How unfortunate that the US has to meddle in the affairs of either country, Egypt or Israel. The thirst for oil for decades has driven this instability and fueled the desire for keeping arms flowing to all quarters, and thus arms manufacturers and oil companies keep raking in hundreds of billions of dollars at the expense of human misery in Middle East and at home. When will we finally divest ourselves of the miserable dependence on fossil fuels, cut the Arab states free to hang in the wind of their one-commodity economy and their positively medieval culture? Let Israel justify its own existence. Let Egypt determine its own future whether it’s a backward Islamic state or a ham-fisted, brutal military dictatorship. We should wash our hands of the situation and walk away.

August 21, 2013 @ 1:57 pm | Comment

This time both US and CHina will go bust together. US has also blown a massive bubble with QE which will likely pop in 2014.

August 26, 2013 @ 11:48 am | Comment

There are yet other sides of this story and reasons to be skeptical of Kurgman’s prognostications, in particular that he’s not addressed all sides of what is a complex question in the article your citing.

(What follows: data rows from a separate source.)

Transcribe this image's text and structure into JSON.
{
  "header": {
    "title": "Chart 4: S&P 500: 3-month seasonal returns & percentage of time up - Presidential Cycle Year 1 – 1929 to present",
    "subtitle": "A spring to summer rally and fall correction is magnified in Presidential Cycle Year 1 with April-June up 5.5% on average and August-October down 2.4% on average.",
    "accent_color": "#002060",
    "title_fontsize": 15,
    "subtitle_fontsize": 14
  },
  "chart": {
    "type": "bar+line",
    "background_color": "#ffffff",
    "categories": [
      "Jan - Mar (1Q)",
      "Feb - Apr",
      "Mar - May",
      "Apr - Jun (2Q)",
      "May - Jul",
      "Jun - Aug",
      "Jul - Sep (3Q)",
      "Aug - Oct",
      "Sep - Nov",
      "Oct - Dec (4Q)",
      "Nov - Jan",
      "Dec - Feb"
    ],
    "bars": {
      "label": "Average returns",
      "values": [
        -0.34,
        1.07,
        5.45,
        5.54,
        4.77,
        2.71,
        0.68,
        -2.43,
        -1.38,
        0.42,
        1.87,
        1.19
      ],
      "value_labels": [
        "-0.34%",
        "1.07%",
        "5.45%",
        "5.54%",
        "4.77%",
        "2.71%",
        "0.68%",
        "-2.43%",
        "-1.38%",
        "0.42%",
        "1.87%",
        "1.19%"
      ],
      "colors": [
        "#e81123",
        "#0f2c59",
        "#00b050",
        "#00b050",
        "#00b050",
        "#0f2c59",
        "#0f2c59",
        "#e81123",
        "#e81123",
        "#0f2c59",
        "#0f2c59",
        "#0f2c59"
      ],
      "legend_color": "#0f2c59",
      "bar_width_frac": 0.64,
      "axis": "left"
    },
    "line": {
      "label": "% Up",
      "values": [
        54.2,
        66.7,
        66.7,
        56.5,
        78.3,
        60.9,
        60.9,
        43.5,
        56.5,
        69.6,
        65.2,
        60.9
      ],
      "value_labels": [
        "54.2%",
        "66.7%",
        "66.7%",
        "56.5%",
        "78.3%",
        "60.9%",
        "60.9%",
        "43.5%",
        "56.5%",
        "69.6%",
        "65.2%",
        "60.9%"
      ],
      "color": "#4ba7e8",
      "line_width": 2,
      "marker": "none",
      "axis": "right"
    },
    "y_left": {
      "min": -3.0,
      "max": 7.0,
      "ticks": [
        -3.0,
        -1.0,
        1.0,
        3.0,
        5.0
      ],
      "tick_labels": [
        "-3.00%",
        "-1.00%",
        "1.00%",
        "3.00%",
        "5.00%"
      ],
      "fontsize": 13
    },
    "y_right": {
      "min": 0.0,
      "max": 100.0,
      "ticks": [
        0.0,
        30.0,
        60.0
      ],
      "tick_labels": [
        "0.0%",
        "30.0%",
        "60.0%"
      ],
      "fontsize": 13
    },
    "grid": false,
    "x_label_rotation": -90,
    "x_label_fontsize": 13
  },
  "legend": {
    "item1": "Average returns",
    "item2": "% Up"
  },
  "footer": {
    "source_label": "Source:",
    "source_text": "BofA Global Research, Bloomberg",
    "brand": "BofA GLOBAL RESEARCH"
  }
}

For another perspective: http://www.forexlive.com/blog/2013/08/05/how-close-is-china-to-a-crisis/.

That first article you’ve cited has 900 million making USD3-3.5k per annum then another set of 500 million making USD1.5-1.7k per annum. That’s not just over a billion, its just over or at the population of China today. It’s nitpicking but if they’re going to make such a stark assertion, they should at least be clear with their numbers.

T

September 2, 2013 @ 12:46 pm | Comment

What Chinese government fears the most is civil unrest, and it can be easily caused by unemployment. Frustrated young people, with a lot of free time and no money, are difficult to control.
However, this year the workforce declined. This is generaly bad for the economy, yet very good for unemployment and the workers in general. So yes, the economy will slow, maybe considerably, but there is no need to open milions of new jobs every year just to keep the pace.
At the same time, China keeps improving the education and infrastructure, therefore improving productivity. This means workers can get more money without becoming uncompetitive. What’s more important – companies move to lower income countries (Vietnam/Bangladesh), but the infrastructure and work ethics are problematic. Even worse – the populations of these countries are far less, and they cannot open a hundread million jobs to outsource from China.